- Outfielder / First baseman
- Born: June 20, 1928 Brooklyn, New York, U.S.
- Died: July 25, 2014 (aged 86) Ocala, Florida, U.S.
- Batted: RightThrew: Right

MLB debut
- May 17, 1953, for the New York Yankees

Last MLB appearance
- May 27, 1960, for the Chicago Cubs

MLB statistics
- Batting average: .264
- Home runs: 6
- Runs batted in: 56
- Stats at Baseball Reference

Teams
- New York Yankees (1953); Cincinnati Redlegs (1956–1957); Washington Senators (1957); Chicago Cubs (1959–1960);

= Art Schult =

American baseball player (1928–2014)

Arthur William "Dutch" Schult (June 20, 1928 – July 25, 2014) was an American professional baseball player.

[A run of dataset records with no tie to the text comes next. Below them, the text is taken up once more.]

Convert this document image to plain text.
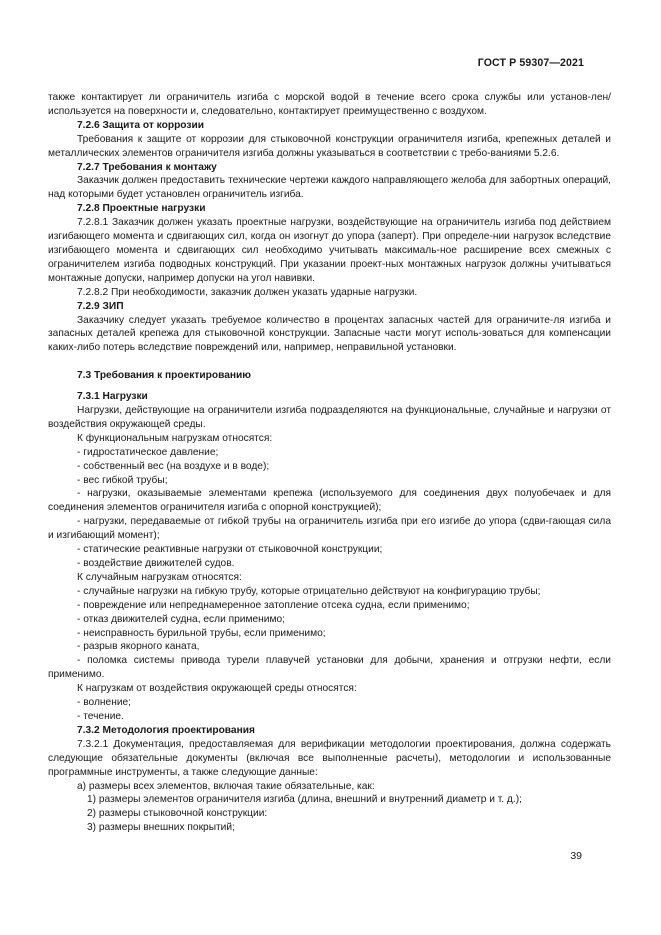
ГОСТ Р 59307—2021

также контактирует ли ограничитель изгиба с морской водой в течение всего срока службы или установ-лен/используется на поверхности и, следовательно, контактирует преимущественно с воздухом.

7.2.6 Защита от коррозии

Требования к защите от коррозии для стыковочной конструкции ограничителя изгиба, крепежных деталей и металлических элементов ограничителя изгиба должны указываться в соответствии с требо-ваниями 5.2.6.

7.2.7 Требования к монтажу

Заказчик должен предоставить технические чертежи каждого направляющего желоба для забортных операций, над которыми будет установлен ограничитель изгиба.

7.2.8 Проектные нагрузки

7.2.8.1 Заказчик должен указать проектные нагрузки, воздействующие на ограничитель изгиба под действием изгибающего момента и сдвигающих сил, когда он изогнут до упора (заперт). При определе-нии нагрузок вследствие изгибающего момента и сдвигающих сил необходимо учитывать максималь-ное расширение всех смежных с ограничителем изгиба подводных конструкций. При указании проект-ных монтажных нагрузок должны учитываться монтажные допуски, например допуски на угол навивки.

7.2.8.2 При необходимости, заказчик должен указать ударные нагрузки.

7.2.9 ЗИП

Заказчику следует указать требуемое количество в процентах запасных частей для ограничите-ля изгиба и запасных деталей крепежа для стыковочной конструкции. Запасные части могут исполь-зоваться для компенсации каких-либо потерь вследствие повреждений или, например, неправильной установки.

7.3 Требования к проектированию

7.3.1 Нагрузки

Нагрузки, действующие на ограничители изгиба подразделяются на функциональные, случайные и нагрузки от воздействия окружающей среды.

К функциональным нагрузкам относятся:

- гидростатическое давление;

- собственный вес (на воздухе и в воде);

- вес гибкой трубы;

- нагрузки, оказываемые элементами крепежа (используемого для соединения двух полуобечаек и для соединения элементов ограничителя изгиба с опорной конструкцией);

- нагрузки, передаваемые от гибкой трубы на ограничитель изгиба при его изгибе до упора (сдви-гающая сила и изгибающий момент);

- статические реактивные нагрузки от стыковочной конструкции;

- воздействие движителей судов.

К случайным нагрузкам относятся:

- случайные нагрузки на гибкую трубу, которые отрицательно действуют на конфигурацию трубы;

- повреждение или непреднамеренное затопление отсека судна, если применимо;

- отказ движителей судна, если применимо;

- неисправность бурильной трубы, если применимо;

- разрыв якорного каната,

- поломка системы привода турели плавучей установки для добычи, хранения и отгрузки нефти, если применимо.

К нагрузкам от воздействия окружающей среды относятся:

- волнение;

- течение.

7.3.2 Методология проектирования

7.3.2.1 Документация, предоставляемая для верификации методологии проектирования, должна содержать следующие обязательные документы (включая все выполненные расчеты), методологии и использованные программные инструменты, а также следующие данные:

а) размеры всех элементов, включая такие обязательные, как:

1) размеры элементов ограничителя изгиба (длина, внешний и внутренний диаметр и т. д.);

2) размеры стыковочной конструкции:

3) размеры внешних покрытий;

39
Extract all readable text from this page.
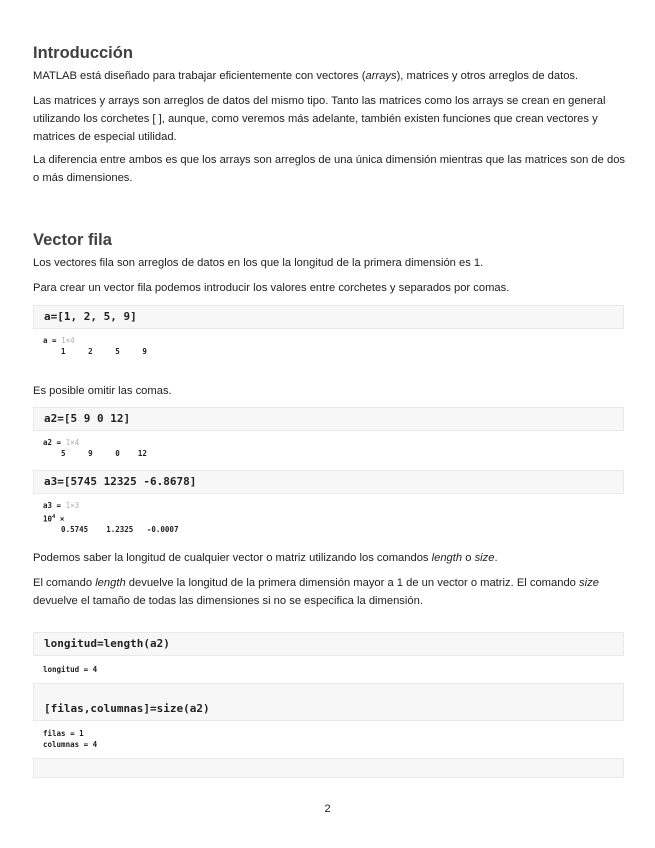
Introducción

MATLAB está diseñado para trabajar eficientemente con vectores (arrays), matrices y otros arreglos de datos.

Las matrices y arrays son arreglos de datos del mismo tipo. Tanto las matrices como los arrays se crean en general utilizando los corchetes [ ], aunque, como veremos más adelante, también existen funciones que crean vectores y matrices de especial utilidad.

La diferencia entre ambos es que los arrays son arreglos de una única dimensión mientras que las matrices son de dos o más dimensiones.

Vector fila

Los vectores fila son arreglos de datos en los que la longitud de la primera dimensión es 1.

Para crear un vector fila podemos introducir los valores entre corchetes y separados por comas.

a=[1, 2, 5, 9]
a = 1×4
1     2     5     9

Es posible omitir las comas.

a2=[5 9 0 12]
a2 = 1×4
5     9     0    12
a3=[5745 12325 -6.8678]
a3 = 1×3
$10^4$ ×
0.5745    1.2325   -0.0007

Podemos saber la longitud de cualquier vector o matriz utilizando los comandos length o size.

El comando length devuelve la longitud de la primera dimensión mayor a 1 de un vector o matriz. El comando size devuelve el tamaño de todas las dimensiones si no se especifica la dimensión.

longitud=length(a2)
longitud = 4
[filas,columnas]=size(a2)
filas = 1
columnas = 4
2
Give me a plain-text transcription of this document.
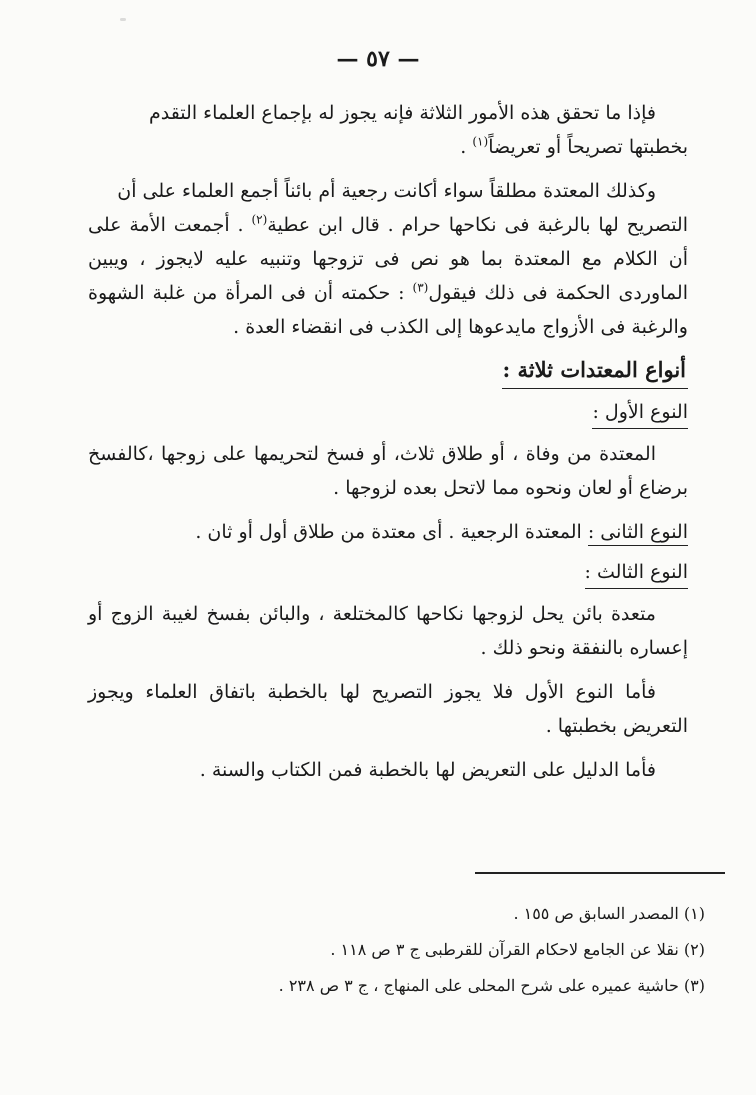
— ٥٧ —

فإذا ما تحقق هذه الأمور الثلاثة فإنه يجوز له بإجماع العلماء التقدم
بخطبتها تصريحاً أو تعريضاً$^{(١)}$ .

وكذلك المعتدة مطلقاً سواء أكانت رجعية أم بائناً أجمع العلماء على أن
التصريح لها بالرغبة فى نكاحها حرام . قال ابن عطية$^{(٢)}$ . أجمعت الأمة على أن الكلام مع المعتدة بما هو نص فى تزوجها وتنبيه عليه لايجوز ، ويبين الماوردى الحكمة فى ذلك فيقول$^{(٣)}$ : حكمته أن فى المرأة من غلبة الشهوة والرغبة فى الأزواج مايدعوها إلى الكذب فى انقضاء العدة .

أنواع المعتدات ثلاثة :
النوع الأول :

المعتدة من وفاة ، أو طلاق ثلاث، أو فسخ لتحريمها على زوجها ،كالفسخ برضاع أو لعان ونحوه مما لاتحل بعده لزوجها .

النوع الثانى : المعتدة الرجعية . أى معتدة من طلاق أول أو ثان .

النوع الثالث :

متعدة بائن يحل لزوجها نكاحها كالمختلعة ، والبائن بفسخ لغيبة الزوج أو إعساره بالنفقة ونحو ذلك .

فأما النوع الأول فلا يجوز التصريح لها بالخطبة باتفاق العلماء ويجوز التعريض بخطبتها .

فأما الدليل على التعريض لها بالخطبة فمن الكتاب والسنة .

(١) المصدر السابق ص ١٥٥ .
(٢) نقلا عن الجامع لاحكام القرآن للقرطبى ج ٣ ص ١١٨ .
(٣) حاشية عميره على شرح المحلى على المنهاج ، ج ٣ ص ٢٣٨ .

Schult was an outfielder and first baseman who played in 164 games over five seasons for the New York Yankees, Cincinnati Redlegs, Washington Senators and the Chicago Cubs. He stood 6 ft 3 in tall, weighed 210 lb, and batted and threw right-handed.

Schult was born in Brooklyn, New York. He attended Georgetown University and was signed by the Yankees as an amateur free agent in 1948. He played for ten seasons in minor league baseball, hitting 136 home runs. However, he spent only one full season in the Majors— with Cincinnati (21 games) and Washington (77 games)—hitting a personal MLB career-high four homers and knocking in 39 runs. His 111 career big-league hits included 24 doubles as well as six homers. He retired after the 1960 campaign.

Schult died on July 25, 2014, at the age of 86.